Audit investigatif oleh BPK juga, bisa menjadi bukti hukum terkait apakah ada penyimpangan dari dana senilai Rp 349 triliun itu.

"Jumlah Rp 349 trilyun tersebut sudah jelas ada, tetapi masih simpang siur keterkaitannya dengan kementrian-kementrian. BPK juga akan memeriksa dokumen dan data terkait langsung ribuan bukti transaksi, yang diserahkan PPATK selama ini. Bahkan BPK dan pansus bisa memanggil pihak-pihak yang terkait dana tersebut.  Publik menunggu hasil analisis dan kesimpulan dan pangumpulan data dari audit tersebut," jelasnya.

Maka bila pansus ada dan melibatkan audit investigatif BPK, maka hasilnya bisa diketahui dan diumumkan ke publik, terutama yang tidak terkait kerahasiaan.
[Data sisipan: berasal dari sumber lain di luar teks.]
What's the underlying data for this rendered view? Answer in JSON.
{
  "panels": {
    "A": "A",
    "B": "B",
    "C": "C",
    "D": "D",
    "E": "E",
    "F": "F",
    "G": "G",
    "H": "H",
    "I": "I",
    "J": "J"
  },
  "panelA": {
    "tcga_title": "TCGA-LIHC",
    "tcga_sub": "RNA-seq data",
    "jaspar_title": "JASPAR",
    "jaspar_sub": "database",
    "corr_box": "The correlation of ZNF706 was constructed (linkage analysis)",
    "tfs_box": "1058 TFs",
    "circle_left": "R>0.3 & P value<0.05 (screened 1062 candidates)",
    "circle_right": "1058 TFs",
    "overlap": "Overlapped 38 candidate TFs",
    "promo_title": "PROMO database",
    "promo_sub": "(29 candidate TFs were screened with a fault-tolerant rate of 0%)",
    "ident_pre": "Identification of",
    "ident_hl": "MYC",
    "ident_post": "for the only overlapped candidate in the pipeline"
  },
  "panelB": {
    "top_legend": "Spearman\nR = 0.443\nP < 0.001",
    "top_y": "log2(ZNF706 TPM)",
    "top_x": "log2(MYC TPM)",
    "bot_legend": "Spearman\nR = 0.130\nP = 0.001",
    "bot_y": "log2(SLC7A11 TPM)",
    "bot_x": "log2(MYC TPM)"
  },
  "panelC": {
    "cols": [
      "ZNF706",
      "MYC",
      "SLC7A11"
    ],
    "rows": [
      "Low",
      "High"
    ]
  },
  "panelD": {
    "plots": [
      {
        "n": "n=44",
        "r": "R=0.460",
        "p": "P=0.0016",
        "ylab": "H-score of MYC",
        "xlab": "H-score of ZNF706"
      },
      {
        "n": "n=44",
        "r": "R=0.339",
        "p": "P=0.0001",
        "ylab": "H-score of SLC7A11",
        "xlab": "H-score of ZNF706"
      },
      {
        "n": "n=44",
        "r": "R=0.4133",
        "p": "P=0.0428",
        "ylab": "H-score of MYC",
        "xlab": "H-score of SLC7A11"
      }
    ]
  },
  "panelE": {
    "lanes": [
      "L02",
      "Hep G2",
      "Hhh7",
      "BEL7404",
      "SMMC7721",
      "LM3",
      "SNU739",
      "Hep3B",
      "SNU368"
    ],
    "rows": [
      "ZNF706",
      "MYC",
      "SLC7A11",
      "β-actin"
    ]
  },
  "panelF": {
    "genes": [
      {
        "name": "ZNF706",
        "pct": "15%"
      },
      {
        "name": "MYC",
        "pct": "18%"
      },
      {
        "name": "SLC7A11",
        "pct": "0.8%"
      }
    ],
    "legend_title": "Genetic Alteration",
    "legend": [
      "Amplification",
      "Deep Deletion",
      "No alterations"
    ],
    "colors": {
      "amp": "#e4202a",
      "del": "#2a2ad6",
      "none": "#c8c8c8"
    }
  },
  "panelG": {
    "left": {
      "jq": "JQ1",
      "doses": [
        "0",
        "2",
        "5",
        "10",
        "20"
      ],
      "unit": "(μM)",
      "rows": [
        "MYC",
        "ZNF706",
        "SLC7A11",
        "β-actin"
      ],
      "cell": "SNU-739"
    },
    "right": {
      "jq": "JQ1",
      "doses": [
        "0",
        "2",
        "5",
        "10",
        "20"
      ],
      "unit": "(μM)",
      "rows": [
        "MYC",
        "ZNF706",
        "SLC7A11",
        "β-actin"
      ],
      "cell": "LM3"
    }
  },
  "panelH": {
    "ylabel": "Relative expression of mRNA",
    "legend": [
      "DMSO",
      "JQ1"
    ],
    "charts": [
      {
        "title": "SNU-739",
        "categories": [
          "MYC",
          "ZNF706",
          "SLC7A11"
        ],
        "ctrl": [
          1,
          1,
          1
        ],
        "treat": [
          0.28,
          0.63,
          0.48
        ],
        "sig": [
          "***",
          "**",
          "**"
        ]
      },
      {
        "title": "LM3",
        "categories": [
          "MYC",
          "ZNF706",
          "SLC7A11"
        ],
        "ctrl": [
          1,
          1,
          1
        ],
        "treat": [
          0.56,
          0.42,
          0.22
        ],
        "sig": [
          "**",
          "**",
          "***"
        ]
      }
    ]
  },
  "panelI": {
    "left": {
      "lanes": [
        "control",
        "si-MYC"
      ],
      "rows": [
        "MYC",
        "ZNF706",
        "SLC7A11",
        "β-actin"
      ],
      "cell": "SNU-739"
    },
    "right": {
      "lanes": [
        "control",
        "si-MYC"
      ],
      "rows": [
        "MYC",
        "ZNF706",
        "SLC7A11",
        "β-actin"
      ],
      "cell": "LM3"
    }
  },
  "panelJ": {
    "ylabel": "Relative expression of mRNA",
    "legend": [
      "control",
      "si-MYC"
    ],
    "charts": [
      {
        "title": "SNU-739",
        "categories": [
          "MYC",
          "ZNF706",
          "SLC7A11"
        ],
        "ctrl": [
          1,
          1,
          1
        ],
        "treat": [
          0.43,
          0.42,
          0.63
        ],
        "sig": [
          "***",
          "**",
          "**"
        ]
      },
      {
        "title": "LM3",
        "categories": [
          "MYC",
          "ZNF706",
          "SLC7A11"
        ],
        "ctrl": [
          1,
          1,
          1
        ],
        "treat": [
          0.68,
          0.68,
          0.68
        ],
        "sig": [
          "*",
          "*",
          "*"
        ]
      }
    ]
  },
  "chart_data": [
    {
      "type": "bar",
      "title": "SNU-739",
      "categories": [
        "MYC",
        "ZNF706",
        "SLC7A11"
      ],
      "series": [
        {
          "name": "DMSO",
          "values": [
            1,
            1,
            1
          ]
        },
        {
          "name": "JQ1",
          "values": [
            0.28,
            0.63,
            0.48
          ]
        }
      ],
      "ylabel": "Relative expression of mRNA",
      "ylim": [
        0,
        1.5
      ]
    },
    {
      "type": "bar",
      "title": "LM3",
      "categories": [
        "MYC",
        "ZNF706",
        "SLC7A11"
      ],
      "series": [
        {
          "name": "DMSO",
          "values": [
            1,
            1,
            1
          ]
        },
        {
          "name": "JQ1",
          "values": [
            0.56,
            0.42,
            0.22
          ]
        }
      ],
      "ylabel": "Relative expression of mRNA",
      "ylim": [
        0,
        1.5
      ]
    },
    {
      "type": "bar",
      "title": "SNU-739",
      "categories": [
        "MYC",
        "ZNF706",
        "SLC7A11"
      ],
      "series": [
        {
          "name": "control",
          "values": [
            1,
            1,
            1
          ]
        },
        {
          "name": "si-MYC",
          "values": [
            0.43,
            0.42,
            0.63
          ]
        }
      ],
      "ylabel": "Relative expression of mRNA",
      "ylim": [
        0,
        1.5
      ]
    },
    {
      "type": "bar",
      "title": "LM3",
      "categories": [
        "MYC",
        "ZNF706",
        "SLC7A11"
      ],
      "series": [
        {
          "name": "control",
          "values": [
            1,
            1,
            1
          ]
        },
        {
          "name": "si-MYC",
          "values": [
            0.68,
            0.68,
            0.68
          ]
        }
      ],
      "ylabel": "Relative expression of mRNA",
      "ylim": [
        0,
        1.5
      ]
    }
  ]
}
Sedangkan temuan hukum, bisa ditindak lanjuti secara hukum juga.

"Dengan cara demokrasi substansi seperti ini, maka masyarakat tidak akan kebingungan. Selanjutnya, hal seperti ini akan menjadi tradisi bagi DPR untuk menyelesaikan masalah-masalah hukum, anggaran publik dan masalah pemerintah lainnya yang menjadi kontroversi besar di publik," jelas Didik.  

Bahkan termasuk Kementrian keuangan yang ikut terseret, lanjut Didik, sebenarnya juga mendapat manfaat dari audit investigatif dan pansus ini.  

"Hasil audit bisa menjadi modal dasar untuk melakukan reformasi kelembagaan di Kementerian Keuangan secara fundamental.  Dengan langkah-langkah pansus DPR seperti ini diiringi oleh audit investigatif dari BPK, maka isu kontroversial yang membingungkan dapat diselesaikan secara lebih tertata, legal, terkendali," jelasnya.